7.2.1. Do the observations come from a particular distribution?

7. Product and Process Comparisons
7.2. Comparisons based on data from one process

7.2.1. Do the observations come from a particular distribution?

Data are often assumed to come from a particular distribution.

Goodness-of-fit tests indicate whether or not it is reasonable to assume that a random sample comes from a specific distribution. Statistical techniques often rely on observations having come from a population that has a distribution of a specific form (e.g., normal, lognormal, Poisson, etc.). Standard control charts for continuous measurements, for instance, require that the data come from a normal distribution. Accurate lifetime modeling requires specifying the correct distributional model. There may be historical or theoretical reasons to assume that a sample comes from a particular population, as well. Past data may have consistently fit a known distribution, for example, or theory may predict that the underlying population should be of a specific form.

Hypothesis Test model for Goodness-of-fit

Goodness-of-fit tests are a form of hypothesis testing where the null and alternative hypotheses are

\(H_0\): Sample data come from the stated distribution.
\(H_a\): Sample data do not come from the stated distribution.

Parameters may be assumed or estimated from the data

One needs to consider whether a simple or composite hypothesis is being tested. For a simple hypothesis, values of the distribution's parameters are specified prior to drawing the sample. For a composite hypothesis, one or more of the parameters is unknown. Often, these parameters are estimated using the sample observations.

A simple hypothesis would be:

\(H_0\): Data are from a normal distribution, \(\mu=0\) and \(\sigma=1\).
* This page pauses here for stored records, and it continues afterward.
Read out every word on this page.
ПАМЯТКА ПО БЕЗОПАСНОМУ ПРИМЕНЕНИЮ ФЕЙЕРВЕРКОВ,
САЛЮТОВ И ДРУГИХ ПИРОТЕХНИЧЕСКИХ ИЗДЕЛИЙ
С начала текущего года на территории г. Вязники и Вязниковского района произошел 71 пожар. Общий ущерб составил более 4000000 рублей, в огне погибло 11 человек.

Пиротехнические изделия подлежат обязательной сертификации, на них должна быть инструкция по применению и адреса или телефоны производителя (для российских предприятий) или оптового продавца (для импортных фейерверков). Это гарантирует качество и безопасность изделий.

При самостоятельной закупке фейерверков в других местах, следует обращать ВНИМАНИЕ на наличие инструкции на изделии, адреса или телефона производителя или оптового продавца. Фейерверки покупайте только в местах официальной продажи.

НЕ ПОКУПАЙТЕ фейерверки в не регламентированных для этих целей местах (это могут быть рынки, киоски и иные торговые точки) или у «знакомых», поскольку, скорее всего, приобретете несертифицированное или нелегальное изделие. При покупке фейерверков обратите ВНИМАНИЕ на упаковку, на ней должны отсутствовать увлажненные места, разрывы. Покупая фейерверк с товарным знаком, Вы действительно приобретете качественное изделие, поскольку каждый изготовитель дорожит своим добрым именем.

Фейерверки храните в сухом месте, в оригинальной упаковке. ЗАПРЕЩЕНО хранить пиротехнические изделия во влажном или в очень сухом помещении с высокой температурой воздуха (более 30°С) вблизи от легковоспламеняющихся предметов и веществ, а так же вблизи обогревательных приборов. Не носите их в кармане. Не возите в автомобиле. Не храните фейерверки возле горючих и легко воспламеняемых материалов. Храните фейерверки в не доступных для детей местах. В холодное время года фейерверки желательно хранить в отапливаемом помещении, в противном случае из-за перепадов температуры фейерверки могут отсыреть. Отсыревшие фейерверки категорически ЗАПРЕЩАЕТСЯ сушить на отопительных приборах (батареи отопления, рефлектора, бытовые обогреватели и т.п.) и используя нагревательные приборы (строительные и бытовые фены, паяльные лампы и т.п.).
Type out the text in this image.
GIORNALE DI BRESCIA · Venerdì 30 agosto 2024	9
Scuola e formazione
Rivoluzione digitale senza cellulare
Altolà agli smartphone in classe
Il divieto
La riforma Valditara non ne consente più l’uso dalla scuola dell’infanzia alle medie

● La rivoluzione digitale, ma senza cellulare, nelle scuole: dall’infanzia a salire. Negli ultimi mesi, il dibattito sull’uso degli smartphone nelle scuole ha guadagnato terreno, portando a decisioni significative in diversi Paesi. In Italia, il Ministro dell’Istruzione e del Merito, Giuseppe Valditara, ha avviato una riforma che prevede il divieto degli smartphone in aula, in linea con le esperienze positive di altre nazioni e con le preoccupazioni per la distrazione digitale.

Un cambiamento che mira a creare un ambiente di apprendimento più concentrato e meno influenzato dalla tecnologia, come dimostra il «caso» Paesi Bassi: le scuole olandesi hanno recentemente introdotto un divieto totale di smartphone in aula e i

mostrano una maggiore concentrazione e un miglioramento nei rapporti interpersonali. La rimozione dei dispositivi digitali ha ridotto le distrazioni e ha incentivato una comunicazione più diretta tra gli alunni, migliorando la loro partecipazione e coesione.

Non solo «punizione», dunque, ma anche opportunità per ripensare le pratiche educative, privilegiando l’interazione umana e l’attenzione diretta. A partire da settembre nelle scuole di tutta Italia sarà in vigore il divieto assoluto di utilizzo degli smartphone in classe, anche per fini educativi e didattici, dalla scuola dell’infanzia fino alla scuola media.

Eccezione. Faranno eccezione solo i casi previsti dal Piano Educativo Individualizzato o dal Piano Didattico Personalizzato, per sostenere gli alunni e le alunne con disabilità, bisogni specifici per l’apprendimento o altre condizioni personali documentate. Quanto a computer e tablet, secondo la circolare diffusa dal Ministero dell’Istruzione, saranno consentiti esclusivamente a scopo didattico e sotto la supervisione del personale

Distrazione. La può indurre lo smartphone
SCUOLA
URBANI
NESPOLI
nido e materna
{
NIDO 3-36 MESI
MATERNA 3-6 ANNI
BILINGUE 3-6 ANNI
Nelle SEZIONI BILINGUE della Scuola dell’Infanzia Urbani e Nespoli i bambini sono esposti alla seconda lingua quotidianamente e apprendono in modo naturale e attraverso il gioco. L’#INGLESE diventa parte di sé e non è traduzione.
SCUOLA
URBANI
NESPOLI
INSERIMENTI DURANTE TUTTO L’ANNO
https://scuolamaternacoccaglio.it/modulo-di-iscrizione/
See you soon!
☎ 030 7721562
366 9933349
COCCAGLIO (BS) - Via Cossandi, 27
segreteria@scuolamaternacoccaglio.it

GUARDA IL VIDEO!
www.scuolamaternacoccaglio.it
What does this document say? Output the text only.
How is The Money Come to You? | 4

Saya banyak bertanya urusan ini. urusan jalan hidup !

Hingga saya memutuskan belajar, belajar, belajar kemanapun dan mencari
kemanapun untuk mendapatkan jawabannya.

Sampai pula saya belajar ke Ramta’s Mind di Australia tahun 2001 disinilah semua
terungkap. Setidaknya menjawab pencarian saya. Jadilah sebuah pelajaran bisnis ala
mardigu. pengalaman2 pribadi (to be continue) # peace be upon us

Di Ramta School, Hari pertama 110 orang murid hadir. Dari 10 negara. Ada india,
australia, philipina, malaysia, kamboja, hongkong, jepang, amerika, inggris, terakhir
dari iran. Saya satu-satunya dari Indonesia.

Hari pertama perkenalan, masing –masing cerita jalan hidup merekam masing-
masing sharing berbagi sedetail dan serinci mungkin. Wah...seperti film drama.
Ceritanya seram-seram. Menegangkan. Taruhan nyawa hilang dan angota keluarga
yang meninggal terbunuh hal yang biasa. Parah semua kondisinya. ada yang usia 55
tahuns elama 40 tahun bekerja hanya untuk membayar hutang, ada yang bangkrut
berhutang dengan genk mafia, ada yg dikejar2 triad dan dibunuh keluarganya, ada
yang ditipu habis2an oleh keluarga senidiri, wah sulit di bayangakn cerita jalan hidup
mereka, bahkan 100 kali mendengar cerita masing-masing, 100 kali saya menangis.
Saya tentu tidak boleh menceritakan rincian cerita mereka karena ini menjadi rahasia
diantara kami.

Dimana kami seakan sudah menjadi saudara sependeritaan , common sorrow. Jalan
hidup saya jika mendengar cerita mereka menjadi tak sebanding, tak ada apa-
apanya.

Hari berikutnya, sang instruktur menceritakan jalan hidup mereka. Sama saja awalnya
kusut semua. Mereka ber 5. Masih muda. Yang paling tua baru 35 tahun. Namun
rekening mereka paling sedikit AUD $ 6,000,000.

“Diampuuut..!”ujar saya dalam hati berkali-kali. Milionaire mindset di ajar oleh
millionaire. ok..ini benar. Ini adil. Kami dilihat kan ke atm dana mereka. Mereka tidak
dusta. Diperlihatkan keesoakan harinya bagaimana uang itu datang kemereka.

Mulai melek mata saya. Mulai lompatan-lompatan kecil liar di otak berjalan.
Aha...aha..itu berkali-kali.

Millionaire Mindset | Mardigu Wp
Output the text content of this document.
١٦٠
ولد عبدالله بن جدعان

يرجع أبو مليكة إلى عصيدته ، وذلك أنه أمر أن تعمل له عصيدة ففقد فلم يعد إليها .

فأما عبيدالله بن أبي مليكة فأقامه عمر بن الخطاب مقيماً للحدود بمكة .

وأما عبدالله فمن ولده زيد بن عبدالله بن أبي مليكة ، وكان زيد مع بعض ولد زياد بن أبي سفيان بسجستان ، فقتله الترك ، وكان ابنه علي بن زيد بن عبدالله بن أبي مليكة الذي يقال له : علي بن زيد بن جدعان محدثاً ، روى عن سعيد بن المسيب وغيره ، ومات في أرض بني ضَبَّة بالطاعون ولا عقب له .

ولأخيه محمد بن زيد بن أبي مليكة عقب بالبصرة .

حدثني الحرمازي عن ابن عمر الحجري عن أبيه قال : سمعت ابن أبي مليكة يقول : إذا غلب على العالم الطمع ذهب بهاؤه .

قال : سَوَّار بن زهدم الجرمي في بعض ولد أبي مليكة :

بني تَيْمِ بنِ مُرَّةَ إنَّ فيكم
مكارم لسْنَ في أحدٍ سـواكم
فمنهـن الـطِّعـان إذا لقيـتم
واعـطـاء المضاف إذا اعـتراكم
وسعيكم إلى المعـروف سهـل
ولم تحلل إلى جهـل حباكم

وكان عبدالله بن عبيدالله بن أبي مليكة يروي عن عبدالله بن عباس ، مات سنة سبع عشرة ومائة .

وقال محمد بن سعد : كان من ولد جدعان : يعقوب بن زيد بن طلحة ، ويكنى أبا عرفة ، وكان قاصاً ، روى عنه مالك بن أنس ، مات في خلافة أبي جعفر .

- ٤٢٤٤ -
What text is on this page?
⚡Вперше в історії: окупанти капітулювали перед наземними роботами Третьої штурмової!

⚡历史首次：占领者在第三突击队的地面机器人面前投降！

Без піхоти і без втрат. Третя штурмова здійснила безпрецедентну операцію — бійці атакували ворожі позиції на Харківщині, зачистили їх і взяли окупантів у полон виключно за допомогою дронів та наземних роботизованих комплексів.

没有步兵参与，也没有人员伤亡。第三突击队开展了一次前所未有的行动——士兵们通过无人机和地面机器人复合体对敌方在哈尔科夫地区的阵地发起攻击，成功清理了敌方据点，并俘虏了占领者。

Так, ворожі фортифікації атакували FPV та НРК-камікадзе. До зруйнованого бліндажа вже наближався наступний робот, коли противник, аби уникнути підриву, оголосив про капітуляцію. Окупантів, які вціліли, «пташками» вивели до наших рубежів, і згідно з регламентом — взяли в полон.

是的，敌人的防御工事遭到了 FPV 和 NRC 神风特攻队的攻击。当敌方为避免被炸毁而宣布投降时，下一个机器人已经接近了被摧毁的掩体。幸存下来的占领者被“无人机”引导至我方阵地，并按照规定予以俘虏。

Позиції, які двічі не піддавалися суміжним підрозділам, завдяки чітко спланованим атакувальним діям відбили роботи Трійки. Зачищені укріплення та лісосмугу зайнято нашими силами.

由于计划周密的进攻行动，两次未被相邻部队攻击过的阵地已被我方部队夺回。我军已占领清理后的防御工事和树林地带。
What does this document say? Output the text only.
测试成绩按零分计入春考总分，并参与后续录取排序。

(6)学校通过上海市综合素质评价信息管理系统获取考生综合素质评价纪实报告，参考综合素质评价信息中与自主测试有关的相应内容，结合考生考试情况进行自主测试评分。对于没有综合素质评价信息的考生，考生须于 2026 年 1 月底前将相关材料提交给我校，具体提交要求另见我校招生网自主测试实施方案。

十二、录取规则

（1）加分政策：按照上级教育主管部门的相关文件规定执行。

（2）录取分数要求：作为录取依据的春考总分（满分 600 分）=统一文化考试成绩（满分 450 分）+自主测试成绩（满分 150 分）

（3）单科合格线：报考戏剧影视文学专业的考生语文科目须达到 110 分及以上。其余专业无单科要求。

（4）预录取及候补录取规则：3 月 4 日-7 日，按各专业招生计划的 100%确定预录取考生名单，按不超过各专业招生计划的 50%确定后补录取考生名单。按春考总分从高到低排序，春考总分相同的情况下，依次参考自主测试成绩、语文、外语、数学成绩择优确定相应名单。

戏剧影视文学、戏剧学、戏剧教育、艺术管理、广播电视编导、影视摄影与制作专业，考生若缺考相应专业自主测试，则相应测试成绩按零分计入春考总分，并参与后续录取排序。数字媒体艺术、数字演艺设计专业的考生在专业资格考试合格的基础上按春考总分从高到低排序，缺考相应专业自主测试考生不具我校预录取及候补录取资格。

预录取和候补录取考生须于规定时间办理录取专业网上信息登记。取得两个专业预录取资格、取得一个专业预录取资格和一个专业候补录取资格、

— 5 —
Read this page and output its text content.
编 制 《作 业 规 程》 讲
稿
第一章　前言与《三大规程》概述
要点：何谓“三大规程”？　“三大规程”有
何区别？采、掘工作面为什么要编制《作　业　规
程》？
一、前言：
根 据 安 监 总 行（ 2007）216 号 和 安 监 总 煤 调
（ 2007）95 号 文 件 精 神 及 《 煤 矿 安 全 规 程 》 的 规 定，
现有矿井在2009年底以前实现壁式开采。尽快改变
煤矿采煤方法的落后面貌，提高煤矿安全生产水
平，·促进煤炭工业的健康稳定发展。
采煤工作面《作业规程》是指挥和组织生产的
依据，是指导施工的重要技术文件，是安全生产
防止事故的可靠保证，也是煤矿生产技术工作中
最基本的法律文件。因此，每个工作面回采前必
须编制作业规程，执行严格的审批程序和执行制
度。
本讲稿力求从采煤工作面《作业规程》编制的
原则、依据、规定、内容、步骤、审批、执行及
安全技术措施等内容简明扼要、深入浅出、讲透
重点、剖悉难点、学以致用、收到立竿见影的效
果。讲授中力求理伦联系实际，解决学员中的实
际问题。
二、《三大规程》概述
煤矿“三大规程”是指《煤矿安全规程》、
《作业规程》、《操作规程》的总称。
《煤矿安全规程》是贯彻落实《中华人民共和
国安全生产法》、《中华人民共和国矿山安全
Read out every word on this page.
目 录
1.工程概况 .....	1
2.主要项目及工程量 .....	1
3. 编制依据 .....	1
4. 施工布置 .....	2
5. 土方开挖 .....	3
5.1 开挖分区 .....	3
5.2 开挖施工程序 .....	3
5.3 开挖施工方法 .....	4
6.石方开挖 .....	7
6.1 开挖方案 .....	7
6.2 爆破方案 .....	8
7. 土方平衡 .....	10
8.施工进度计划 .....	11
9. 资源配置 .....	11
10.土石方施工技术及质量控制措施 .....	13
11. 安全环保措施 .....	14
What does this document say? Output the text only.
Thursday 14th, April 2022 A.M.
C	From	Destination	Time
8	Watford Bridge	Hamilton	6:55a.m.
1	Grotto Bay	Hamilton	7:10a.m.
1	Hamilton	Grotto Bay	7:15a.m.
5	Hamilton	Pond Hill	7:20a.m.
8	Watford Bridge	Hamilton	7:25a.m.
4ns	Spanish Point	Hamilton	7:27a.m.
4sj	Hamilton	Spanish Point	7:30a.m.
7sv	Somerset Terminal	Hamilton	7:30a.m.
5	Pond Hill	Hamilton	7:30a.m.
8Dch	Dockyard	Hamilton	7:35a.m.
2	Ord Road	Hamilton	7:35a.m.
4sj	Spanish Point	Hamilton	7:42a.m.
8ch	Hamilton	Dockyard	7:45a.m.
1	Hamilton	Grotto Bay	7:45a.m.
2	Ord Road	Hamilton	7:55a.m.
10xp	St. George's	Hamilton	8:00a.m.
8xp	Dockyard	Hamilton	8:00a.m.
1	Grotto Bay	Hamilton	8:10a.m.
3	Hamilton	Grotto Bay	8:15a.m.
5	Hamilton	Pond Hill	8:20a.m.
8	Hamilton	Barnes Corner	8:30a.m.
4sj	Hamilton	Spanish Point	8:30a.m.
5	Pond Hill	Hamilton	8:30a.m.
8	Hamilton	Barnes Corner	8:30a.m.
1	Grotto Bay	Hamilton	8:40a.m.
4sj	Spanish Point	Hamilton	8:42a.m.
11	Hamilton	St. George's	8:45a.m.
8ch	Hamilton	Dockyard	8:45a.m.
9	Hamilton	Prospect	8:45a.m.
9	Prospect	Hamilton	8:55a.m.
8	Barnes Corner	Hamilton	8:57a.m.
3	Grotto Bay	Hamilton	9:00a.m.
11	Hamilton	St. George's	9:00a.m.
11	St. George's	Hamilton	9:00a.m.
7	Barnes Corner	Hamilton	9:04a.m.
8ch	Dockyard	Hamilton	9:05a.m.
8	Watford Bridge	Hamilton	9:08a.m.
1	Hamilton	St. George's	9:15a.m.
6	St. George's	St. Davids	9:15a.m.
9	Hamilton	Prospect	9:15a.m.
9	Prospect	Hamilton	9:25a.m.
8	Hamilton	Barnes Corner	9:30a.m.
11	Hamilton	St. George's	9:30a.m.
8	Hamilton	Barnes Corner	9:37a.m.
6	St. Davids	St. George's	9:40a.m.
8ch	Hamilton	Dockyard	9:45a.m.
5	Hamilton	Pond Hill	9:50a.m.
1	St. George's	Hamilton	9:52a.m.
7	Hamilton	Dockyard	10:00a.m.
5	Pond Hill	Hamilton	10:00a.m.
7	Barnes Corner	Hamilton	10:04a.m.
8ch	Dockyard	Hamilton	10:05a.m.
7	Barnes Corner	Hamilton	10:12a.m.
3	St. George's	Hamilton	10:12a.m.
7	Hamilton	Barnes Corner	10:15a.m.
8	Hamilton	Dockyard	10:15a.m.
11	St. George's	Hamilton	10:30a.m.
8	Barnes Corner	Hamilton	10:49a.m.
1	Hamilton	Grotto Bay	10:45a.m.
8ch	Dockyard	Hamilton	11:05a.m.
A composite hypothesis would be:

\(H_0\): Data are from a normal distribution, unknown \(\mu\) and \(\sigma\).

Composite hypotheses are more common because they allow us to decide whether a sample comes from any distribution of a specific type. In this situation, the form of the distribution is of interest, regardless of the values of the parameters. Unfortunately, composite hypotheses are more difficult to work with because the critical values are often hard to compute.

Problems with censored data

A second issue that affects a test is whether the data are censored. When data are censored, sample values are in some way restricted. Censoring occurs if the range of potential values are limited such that values from one or both tails of the distribution are unavailable (e.g., right and/or left censoring - where high and/or low values are missing). Censoring frequently occurs in reliability testing, when either the testing time or the number of failures to be observed is fixed in advance. A thorough treatment of goodness-of-fit testing under censoring is beyond the scope of this document. See D'Agostino & Stephens (1986) for more details.

Three types of tests will be covered

Three goodness-of-fit tests are examined in detail:

Chi-square test for continuous and discrete distributions;
Kolmogorov-Smirnov test for continuous distributions based on the empirical distribution function (EDF);
Anderson-Darling test for continuous distributions.

A more extensive treatment of goodness-of-fit techniques is presented in D'Agostino & Stephens (1986). Along with the tests mentioned above, other general and specific tests are examined, including tests based on regression and graphical techniques.